Suppose I have this simple AWS Glue 4.0 PySpark job:
import sys
from awsglue.transforms import *
from awsglue.utils import getResolvedOptions
from pyspark.context import SparkContext
from awsglue.context import GlueContext
from awsglue.job import Job
args = getResolvedOptions(sys.argv, ["JOB_NAME"])
sc = SparkContext()
glueContext = GlueContext(sc)
spark = glueContext.spark_session
job = Job(glueContext)
job.init(args["JOB_NAME"], args)
tables = ['table1','table2','table3','table4','table5']
for table in tables:
dyf = glueContext.create_dynamic_frame.from_options(
connection_type="sqlserver",
connection_options={
"useConnectionProperties": "true",
"dbtable": table,
"connectionName": "my-glue-jdbc-connection",
}
)
glueContext.write_dynamic_frame.from_options(
frame=dyf,
connection_type="s3",
format="parquet",
connection_options={"path": f"s3://my-s3-bucket/{table}", "partitionKeys": []},
format_options={"compression": "gzip"}
)
This job completes with the expected output in S3, however, everything within the for
loop is run sequentially and as a result is pretty slow.
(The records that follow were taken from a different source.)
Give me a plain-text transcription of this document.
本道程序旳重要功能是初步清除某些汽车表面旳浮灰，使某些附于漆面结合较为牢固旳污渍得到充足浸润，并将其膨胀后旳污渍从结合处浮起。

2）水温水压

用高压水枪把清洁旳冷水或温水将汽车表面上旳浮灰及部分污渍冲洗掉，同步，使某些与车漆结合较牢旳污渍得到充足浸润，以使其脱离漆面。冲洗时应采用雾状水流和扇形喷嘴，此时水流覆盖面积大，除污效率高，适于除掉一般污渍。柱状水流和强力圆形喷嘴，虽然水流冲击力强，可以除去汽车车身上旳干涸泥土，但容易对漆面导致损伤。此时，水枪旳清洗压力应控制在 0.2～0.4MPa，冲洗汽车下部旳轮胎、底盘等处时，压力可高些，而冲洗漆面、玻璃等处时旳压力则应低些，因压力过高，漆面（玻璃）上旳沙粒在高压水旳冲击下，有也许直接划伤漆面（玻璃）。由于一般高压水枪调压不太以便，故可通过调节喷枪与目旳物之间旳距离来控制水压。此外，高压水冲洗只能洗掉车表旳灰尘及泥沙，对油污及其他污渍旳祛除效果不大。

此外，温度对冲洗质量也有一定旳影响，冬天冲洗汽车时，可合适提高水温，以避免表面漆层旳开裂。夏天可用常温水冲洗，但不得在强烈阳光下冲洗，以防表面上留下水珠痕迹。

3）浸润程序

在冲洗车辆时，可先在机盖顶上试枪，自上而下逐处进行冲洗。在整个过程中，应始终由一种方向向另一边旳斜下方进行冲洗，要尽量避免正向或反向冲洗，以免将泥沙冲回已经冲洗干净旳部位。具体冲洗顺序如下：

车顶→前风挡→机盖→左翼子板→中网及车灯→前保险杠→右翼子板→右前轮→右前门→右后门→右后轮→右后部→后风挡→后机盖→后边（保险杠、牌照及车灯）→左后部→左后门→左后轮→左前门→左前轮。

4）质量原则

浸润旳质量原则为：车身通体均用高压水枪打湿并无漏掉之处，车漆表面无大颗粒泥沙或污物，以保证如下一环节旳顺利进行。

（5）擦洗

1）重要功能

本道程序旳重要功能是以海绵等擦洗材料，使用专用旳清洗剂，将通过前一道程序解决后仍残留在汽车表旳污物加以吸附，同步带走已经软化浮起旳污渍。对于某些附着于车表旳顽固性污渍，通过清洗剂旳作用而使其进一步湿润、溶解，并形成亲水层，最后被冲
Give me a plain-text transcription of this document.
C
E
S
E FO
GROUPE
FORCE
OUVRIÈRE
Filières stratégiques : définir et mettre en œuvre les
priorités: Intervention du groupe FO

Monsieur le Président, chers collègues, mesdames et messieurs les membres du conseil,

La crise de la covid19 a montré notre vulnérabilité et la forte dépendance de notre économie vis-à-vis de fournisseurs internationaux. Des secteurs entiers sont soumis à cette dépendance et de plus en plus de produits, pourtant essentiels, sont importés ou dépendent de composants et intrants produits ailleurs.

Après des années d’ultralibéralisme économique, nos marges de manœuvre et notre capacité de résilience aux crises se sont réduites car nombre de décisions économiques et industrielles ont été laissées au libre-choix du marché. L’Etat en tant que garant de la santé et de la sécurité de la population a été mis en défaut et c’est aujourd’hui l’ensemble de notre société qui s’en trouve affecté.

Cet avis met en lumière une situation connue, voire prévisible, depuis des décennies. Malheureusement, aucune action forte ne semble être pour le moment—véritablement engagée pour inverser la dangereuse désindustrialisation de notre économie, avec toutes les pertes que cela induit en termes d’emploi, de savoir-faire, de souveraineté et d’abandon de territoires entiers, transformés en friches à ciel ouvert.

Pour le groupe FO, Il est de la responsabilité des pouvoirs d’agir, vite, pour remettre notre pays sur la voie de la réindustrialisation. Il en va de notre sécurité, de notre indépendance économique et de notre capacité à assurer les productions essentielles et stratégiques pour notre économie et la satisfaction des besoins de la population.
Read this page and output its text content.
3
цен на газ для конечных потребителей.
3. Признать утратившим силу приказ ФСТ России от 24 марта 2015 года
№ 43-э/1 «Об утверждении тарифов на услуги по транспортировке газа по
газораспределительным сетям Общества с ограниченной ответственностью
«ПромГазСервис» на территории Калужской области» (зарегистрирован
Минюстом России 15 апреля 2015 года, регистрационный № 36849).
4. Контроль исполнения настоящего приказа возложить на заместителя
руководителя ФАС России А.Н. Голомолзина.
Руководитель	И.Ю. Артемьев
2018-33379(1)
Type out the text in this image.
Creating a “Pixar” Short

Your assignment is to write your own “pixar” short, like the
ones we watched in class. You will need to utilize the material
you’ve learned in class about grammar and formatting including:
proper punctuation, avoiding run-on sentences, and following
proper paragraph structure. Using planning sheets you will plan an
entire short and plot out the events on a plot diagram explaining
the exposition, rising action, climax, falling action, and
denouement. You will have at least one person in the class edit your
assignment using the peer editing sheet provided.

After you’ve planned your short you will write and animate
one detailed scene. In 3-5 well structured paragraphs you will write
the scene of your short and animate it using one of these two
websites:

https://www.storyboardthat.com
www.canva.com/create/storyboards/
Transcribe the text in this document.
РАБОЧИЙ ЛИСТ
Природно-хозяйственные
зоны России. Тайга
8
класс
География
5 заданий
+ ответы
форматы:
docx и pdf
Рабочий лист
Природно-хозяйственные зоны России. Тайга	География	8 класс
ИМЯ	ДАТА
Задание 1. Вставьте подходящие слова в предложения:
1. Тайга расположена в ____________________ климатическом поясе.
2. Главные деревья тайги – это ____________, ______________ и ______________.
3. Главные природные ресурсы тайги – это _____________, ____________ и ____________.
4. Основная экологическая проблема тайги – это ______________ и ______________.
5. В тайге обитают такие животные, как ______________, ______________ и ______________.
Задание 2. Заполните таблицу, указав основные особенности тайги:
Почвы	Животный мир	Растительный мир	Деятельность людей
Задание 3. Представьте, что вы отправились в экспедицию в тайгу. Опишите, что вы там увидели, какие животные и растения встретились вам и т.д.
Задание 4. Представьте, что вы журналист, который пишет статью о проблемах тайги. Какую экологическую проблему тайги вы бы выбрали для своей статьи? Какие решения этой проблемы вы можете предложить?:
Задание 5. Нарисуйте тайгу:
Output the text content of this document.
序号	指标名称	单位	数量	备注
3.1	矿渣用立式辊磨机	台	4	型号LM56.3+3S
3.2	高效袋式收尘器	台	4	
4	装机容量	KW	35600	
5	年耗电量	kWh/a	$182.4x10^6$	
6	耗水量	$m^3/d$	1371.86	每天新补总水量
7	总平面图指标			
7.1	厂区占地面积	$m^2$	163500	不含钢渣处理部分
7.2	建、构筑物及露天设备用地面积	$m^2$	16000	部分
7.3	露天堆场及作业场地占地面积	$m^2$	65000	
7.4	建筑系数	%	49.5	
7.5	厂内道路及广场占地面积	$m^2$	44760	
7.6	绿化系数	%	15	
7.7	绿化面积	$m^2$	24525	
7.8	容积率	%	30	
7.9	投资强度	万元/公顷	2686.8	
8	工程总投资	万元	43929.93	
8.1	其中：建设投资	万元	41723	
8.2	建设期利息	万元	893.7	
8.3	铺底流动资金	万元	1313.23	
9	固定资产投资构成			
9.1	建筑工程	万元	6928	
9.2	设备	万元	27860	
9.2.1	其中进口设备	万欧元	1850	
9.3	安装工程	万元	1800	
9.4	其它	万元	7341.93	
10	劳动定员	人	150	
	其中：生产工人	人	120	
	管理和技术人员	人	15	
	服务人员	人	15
Is there a way to rearrange the code such that each write_dynamic_frame
operation runs in parallel?
I would rearrange the code in such a way which allows me to pass the table
name as an argument to the glue job then invoke a fresh instance of the glue job for each table
so that the processing of each table can run independently from the others. You can use the boto client to invoke a Glue job or maybe create a simple lambda function to do the same.
Also to access the parameter you can use getResolvedOptions
args = getResolvedOptions(sys.argv, ["JOB_NAME", "TABLE"])
args['TABLE']